ある日ふらりと帰ってきた母親は、俺を見てこう言った。
『繁華街に行ってらっしゃい』
どうして?
と聞くと、
『そこで貴方を待っている人がいるわ。いい?その人についていくのよ。二度と帰ってこないで』
なにがなんだかわからないうちに家を追い出されて、お金も荷物も持っていない俺は繁華街に行くしかなかった。
「ねぇ、君が鬼灯(ほおずき)きらくん?」
媚びを売るような甘ったるい声に振り向けば化粧がケバくて香水臭い女数名。
「……なに」
嫌悪感を隠しもせずに少し距離をとって聞くと、女達は狂ったように笑いだした。
「キャハハハハ!お母さんから何も聞かせられてないかなぁ?私達、お母さんと同業者なんだけどぉ、頼まれてさぁ?君、小4なんだってぇ?」
俺を艶かしい値踏みするような目で全身くまなく見られて吐き気がする。
「ま、君顔がいいから大丈夫っしょ!まず最初はお姉さんからかなぁ?」
なにを言ってるんだ…こいつ?
意味がわからなくて考えてるといつの間にか見知らぬ女達が群がってきて、腕を絡めてきたり、身体を密着してきたり、胸を押し付けてきたり…。
女達が向かっている先はどう見てもホテル街。
「おい!離せよ」
「まぁまぁ、安心して。

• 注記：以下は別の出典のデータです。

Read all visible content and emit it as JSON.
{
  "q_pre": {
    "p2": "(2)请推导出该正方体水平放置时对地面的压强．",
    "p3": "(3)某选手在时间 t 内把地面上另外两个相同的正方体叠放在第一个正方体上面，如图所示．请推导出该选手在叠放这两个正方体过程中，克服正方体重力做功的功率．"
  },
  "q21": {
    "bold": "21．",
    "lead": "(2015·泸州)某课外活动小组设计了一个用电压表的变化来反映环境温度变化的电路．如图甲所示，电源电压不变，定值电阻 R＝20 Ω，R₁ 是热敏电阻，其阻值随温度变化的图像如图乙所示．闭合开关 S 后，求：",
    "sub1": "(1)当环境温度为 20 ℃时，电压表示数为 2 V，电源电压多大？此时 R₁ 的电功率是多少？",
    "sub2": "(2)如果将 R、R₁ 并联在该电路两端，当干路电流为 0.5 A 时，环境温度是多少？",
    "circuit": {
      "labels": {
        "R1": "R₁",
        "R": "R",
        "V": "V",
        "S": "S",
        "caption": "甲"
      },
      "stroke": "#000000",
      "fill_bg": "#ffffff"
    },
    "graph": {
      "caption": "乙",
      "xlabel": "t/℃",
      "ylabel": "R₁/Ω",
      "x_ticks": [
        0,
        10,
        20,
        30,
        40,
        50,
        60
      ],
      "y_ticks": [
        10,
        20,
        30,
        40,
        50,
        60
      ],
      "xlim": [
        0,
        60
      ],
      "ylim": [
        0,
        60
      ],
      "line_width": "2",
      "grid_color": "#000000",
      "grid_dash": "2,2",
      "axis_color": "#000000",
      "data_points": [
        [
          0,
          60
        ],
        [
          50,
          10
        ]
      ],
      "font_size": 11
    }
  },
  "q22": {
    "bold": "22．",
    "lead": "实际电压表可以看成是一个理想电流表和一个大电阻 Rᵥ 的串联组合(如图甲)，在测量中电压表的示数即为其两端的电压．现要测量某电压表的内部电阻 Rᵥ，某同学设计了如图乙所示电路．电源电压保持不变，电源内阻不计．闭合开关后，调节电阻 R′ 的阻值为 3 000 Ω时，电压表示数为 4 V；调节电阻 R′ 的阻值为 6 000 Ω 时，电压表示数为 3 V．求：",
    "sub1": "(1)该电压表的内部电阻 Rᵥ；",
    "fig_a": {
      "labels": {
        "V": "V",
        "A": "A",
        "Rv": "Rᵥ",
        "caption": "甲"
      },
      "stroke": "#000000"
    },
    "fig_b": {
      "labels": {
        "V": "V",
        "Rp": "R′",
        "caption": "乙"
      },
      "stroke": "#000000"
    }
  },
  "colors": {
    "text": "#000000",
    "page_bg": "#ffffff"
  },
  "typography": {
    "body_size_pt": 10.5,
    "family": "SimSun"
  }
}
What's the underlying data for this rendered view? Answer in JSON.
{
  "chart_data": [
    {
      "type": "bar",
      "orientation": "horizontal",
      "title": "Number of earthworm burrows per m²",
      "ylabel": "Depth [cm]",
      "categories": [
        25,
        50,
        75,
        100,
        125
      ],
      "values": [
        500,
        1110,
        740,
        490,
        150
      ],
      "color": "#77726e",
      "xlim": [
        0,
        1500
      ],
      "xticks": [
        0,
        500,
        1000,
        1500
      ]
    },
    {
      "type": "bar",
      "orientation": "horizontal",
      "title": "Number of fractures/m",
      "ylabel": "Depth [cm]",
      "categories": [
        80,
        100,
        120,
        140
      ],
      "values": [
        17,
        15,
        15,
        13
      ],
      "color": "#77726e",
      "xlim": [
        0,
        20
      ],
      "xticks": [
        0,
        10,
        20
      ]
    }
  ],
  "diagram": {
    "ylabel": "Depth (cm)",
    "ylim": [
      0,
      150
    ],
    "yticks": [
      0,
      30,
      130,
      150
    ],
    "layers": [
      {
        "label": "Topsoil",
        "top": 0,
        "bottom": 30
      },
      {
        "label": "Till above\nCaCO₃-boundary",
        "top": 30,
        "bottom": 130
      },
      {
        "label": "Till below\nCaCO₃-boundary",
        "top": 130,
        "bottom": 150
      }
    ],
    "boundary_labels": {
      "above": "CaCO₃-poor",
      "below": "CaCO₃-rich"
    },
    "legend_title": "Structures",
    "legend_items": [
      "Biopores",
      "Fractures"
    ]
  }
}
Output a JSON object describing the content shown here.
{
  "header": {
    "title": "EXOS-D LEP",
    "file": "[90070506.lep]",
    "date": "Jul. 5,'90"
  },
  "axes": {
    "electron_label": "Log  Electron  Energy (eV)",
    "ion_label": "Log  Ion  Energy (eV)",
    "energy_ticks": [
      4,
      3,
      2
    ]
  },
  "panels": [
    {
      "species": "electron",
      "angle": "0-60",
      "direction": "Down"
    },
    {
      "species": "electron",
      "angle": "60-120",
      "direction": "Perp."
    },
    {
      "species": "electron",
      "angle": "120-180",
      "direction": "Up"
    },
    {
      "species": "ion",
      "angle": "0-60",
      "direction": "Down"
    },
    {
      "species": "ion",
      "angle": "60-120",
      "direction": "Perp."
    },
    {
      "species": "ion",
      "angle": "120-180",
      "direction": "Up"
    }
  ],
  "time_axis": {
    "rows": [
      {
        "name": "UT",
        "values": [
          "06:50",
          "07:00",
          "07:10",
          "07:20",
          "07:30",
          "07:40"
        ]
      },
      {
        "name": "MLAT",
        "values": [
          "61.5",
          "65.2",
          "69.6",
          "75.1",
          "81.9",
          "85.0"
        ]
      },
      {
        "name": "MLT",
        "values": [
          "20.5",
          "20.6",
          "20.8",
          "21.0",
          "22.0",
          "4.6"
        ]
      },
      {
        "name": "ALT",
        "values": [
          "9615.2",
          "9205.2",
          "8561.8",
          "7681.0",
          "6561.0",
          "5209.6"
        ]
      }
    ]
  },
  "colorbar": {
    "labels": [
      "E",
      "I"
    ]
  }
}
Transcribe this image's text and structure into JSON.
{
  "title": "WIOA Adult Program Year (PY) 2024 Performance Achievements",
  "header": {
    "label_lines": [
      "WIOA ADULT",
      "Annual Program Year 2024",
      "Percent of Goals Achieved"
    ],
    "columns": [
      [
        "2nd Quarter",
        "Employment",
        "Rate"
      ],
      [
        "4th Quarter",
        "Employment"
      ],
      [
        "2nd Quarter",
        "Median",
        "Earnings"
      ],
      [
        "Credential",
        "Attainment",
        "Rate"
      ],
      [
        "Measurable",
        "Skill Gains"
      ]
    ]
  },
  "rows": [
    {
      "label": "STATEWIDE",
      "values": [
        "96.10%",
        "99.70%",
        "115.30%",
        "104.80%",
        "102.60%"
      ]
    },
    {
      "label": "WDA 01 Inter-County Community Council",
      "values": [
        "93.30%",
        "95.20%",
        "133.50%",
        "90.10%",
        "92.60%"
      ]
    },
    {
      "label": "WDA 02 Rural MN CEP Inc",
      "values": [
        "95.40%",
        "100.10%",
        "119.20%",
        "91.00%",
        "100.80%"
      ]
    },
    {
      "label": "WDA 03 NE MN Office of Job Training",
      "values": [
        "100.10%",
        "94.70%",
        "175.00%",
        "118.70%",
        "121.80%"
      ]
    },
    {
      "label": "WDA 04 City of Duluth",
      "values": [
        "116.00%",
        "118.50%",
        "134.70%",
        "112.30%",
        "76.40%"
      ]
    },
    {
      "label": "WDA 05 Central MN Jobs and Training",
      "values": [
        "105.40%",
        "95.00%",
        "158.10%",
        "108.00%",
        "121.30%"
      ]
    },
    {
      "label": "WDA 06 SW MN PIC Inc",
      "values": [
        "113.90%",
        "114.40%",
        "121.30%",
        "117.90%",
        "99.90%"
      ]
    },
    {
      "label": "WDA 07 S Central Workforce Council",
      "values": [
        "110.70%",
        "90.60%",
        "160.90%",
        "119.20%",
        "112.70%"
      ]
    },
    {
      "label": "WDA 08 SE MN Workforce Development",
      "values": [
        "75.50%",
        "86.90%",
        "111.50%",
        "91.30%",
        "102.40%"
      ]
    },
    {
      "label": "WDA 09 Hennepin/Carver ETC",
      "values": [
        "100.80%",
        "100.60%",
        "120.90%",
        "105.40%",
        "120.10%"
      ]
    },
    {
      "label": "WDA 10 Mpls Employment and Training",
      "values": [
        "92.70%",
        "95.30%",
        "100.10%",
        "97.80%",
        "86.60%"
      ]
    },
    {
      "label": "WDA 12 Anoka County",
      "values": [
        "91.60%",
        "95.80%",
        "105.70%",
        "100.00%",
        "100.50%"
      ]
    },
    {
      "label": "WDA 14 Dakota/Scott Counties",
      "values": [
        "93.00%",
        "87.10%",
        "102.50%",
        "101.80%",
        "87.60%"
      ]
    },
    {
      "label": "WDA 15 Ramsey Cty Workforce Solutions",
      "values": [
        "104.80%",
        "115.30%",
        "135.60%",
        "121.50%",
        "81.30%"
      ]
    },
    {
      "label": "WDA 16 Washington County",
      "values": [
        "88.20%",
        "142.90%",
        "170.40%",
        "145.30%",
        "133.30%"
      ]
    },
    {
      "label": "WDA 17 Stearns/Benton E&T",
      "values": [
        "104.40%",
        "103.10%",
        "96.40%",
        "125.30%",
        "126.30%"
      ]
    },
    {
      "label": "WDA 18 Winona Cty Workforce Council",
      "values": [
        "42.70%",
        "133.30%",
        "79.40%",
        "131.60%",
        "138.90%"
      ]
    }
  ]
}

ちゃんと代金は払うから」
安心なんかしていられるわけないだろ。
『代金』と言う言葉を聞いて、その頃になってようやく“俺は母親に売られたんだ”という現実が理解できてきた。
逃げたかったけど逃げれなくて。
逃げても帰るところなんかないし、野宿なんかしてたらこの寒い中、凍死しちまうし。
結局俺はなすがままにされるしかなかった。